Savage is an agent with The Committee.
The Committee is "a highest priority intelligence group. It was not listed on any government record or included in any budget. It had no official name or designation. It was responsible only to the Present of the United State". Its purpose was straightforward: "In the country's espionage dealings, when every other available avenue failed or could not be utilized, The Committee was called. The anonymous group of men who headed the organization would then select the agent best qualified for the job".
Headquarters for The Committee is a "small, shabby office building" a few blocks from the U.N. building. A lumbering freight elevator is capable of "dipping many levels below the building's basement" to the quite large and elegantly fitted offices.
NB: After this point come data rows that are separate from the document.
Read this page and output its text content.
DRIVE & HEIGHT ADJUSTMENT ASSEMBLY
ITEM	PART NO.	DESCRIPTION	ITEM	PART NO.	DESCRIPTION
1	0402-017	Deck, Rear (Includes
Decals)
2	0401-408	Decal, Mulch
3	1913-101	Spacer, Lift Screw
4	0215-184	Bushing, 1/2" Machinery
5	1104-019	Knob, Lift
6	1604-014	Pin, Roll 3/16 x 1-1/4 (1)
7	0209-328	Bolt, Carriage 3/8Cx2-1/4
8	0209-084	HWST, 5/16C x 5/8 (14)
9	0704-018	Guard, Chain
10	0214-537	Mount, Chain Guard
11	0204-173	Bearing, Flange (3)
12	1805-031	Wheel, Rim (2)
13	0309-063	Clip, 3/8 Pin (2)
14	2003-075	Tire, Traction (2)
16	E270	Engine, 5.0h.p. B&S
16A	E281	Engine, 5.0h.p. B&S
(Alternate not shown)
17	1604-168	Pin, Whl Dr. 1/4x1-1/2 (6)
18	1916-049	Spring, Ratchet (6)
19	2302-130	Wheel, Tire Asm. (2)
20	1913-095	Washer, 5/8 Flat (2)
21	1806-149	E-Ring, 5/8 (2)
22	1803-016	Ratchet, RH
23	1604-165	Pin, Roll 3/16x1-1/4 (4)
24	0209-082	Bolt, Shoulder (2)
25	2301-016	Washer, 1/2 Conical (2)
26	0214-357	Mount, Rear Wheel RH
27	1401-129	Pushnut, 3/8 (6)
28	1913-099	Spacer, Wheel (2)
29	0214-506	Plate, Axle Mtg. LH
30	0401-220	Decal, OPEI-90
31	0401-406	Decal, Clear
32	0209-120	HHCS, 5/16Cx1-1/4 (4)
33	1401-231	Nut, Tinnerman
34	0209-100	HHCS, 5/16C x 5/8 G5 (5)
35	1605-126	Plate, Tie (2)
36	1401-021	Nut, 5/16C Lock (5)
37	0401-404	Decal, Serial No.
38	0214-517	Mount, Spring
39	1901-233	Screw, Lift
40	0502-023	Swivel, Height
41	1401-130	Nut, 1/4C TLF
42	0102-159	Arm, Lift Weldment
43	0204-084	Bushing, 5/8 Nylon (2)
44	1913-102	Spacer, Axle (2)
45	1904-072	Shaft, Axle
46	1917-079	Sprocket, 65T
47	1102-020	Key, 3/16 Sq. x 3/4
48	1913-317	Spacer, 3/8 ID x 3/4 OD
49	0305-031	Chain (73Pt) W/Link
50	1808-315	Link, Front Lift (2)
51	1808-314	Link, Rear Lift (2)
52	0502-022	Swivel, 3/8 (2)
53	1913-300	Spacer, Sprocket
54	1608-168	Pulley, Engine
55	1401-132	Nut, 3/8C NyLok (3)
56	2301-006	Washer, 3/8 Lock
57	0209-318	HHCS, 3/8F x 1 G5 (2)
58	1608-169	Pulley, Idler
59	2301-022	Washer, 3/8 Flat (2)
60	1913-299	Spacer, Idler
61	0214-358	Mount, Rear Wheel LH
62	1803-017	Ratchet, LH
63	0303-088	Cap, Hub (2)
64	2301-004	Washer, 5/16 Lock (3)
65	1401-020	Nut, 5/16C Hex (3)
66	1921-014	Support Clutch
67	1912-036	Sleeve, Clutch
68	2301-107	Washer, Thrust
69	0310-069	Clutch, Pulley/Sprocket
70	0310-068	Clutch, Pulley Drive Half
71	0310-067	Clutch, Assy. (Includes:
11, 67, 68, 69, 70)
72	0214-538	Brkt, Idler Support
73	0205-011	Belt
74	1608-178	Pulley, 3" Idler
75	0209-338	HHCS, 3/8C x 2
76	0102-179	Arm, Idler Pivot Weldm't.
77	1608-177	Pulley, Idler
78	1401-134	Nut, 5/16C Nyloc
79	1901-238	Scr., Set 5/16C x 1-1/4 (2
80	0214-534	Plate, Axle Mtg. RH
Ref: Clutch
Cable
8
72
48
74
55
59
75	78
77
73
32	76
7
When we first meet Savage, he is staring out a barred window looking at the scaffolding erected just for him the prison yard of the facility holding him. He muses that from the time he first started working for the organization, "he knew one day it might end like this". Furthermore, "Killings in the high-level espionage league could not always be explained or justified to local law enforcement agencies. Accepted policy for The Committee was to deny its assassin even existed". Such was the case with Savage which is why he was languishing in his cell. At least, that is, until The Committee decided they needed him again.
A bit of history that we learn about Savage has him as an impressionable and earnest soldier in a small select group of soldiers operating behind enemy lines under a Brigadier Simon Mace. They were the ones given the impossible missions with no chance of survival and yet through tenacity and toughness and pure spite, they pulled them off. After the War, Mace started a mercenary outfit and Savage went with him. As the people that Mace hired out to got more and more despotic and the work more disgusting, Savage finally had a break with his CO which meant leaving behind the only woman Savage ever cared for, the General's daughter, Sheila.
Ten years have passed since then and most of that time Savage has worked for The Committee. Being without any family to come home to and knowing he would never have one, Savage was a near perfect operative candidate for The Committee.
To get a good idea of what Savage looks like, think of the actor Lee Marvin and put an even more intense glare in his eyes and a sterner grimace on his lips. There can be little doubt looking at Savage that this is a very tough man who has seen very tough times and has survived them by being even tougher. Another telling passage came as Savage walked down a mid-Manhattan street, "Women gave him involuntary glances of mingled fear and excitement. Men tried to ignore him, yet felt relieved and safer when he'd past".